Combien de fausses pistes, de trappes cachées
Combien de prises, maîtrise de soi
Combien de sentiers détournés
Finalement Route de la Soie

Dites moi ce que je suis devenu

Cuántas noches insomnes
andando las calles del centro.
Cuántas dolores de cabeza al despertar,
cuántos amaneceres en mis regresos.

¿Dime lo que estaba convenido?

Cuántos platos perfumados,
desde jazmines hasta bayas de arándanos.
¿Cómo eran los palacios de verano,
los colores, los tonos del cielo?

Cuántos movimientos profundos:
una ingravidez sudorosa
nos colma de ardor cuando te seduzco
“Iris absynthe, pupilla absente”.[1]

Cuántas tragedias alrededor.
Cuántos hombres bajos las cúpulas
de dictadores, verdugos sordos
que desajustan mi brújula.

Cuántas pistas falsas, trampas escondidas.
Cuántas objeciones de conciencia y autocontrol.
Cuántas sendas desviadas.
Finalmente la Ruta de la Seda

Dime, ¿en qué me he convertido?

XXVIII Des points finaux

On ne peut vivre toutes les vies en une seule
A l’heure des grands choix
Où est passée l’ombre des tilleuls?
Me suis-je dévié du chemin de la soie?

Quand enfin sonne le glas des années
Que ne perdure l’horizon infini
Les couches, les ombres accumulées
Quels sont les tertres? Le soir je reprends vie

Que ne furent les festins
Des années de diner d’Adieu,
Lorsqu’autour de nous les destins
Créaient une course vers les cieux

A l’heure du thé au palais d’hiver
Dans l’ombre tamisée des allées,
D’un bout à l’autre de l’hémisphère
Tous les bonheurs surannés

Tel un arbre millénaire
Les branches gorgées de souvenirs
Alors je quitterai la Terre,
Nul besoin de repentir

XXVIII Puntos finales

No podemos vivir todas las vidas en una sola
A la hora de las grandes elecciones
¿Dónde pasó la sombra de los tilos?
¿Me habré desviado del camino de la seda?
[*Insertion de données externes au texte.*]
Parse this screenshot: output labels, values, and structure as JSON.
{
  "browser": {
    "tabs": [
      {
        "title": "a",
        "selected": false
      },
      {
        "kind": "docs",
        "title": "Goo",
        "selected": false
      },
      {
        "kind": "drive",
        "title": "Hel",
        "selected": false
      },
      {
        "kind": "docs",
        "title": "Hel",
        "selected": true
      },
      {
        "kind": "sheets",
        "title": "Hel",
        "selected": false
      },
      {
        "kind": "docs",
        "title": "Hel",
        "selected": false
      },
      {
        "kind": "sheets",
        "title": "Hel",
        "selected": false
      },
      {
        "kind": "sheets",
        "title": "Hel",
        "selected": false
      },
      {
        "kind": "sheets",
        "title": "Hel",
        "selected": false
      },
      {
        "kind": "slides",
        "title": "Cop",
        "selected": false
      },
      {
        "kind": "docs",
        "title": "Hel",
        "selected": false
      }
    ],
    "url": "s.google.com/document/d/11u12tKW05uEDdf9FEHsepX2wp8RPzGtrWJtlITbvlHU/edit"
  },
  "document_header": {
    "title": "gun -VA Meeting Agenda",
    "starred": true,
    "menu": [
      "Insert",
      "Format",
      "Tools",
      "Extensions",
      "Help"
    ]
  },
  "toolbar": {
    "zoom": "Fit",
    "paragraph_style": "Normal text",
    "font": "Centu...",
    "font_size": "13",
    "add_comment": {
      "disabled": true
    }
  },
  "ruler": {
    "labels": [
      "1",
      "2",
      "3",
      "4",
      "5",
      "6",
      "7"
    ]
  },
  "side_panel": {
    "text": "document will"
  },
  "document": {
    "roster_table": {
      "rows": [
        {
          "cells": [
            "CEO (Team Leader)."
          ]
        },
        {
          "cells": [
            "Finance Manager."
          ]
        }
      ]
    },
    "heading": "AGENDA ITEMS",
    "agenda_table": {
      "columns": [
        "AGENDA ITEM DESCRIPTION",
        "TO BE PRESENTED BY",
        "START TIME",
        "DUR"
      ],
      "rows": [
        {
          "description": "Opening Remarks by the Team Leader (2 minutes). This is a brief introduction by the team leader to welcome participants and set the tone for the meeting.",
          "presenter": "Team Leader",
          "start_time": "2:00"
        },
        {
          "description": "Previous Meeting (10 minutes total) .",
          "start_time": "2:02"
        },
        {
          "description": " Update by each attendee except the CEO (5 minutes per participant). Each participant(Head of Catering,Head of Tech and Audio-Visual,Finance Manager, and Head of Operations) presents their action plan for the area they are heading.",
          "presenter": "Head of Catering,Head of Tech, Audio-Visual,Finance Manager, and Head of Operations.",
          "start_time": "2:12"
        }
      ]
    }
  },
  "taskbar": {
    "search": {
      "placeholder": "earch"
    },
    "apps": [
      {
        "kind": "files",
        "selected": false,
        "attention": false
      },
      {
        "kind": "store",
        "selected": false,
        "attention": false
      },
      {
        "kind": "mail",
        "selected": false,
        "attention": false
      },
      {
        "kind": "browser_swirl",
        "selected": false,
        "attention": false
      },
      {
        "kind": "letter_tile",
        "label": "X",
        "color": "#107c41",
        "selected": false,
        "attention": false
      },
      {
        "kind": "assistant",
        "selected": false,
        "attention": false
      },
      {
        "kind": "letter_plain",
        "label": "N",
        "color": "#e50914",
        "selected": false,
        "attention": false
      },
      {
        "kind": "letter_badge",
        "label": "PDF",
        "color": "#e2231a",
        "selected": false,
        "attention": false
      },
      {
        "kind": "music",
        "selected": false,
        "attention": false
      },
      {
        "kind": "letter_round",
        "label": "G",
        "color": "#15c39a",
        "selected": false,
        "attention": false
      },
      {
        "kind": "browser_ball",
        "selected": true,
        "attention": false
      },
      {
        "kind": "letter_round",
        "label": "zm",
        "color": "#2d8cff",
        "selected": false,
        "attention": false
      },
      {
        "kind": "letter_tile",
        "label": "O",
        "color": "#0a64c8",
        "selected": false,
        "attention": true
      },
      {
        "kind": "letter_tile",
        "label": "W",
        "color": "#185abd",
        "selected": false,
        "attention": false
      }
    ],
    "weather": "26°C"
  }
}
Cuando por fin toca el tañido fúnebre de los años
Que no perdura el horizonte infinito
Las capas, las sombras acumuladas
¿Cuáles son los cerros? En la noche regreso a la vida

Que fueron los festines
Años de cenas del Adiós,
Cuando los destinos que nos circundan
Crearon un rumbo hacia los cielos

A la hora del té en el palacio de invierno
En la sombra tamizada delas veredas
De un extremo a otro del hemisferio
Todos los placeres permanecen

Tal como un árbol milenario
Las ramas ahítas de recuerdos
Entonces dejaré la Tierra

Sin necesidad de arrepentirme

[1] Verso de Serge Gainsburg de Variations sur Marilou que hace referencia al alcohol y la pérdida del sentido en una noche de pasión.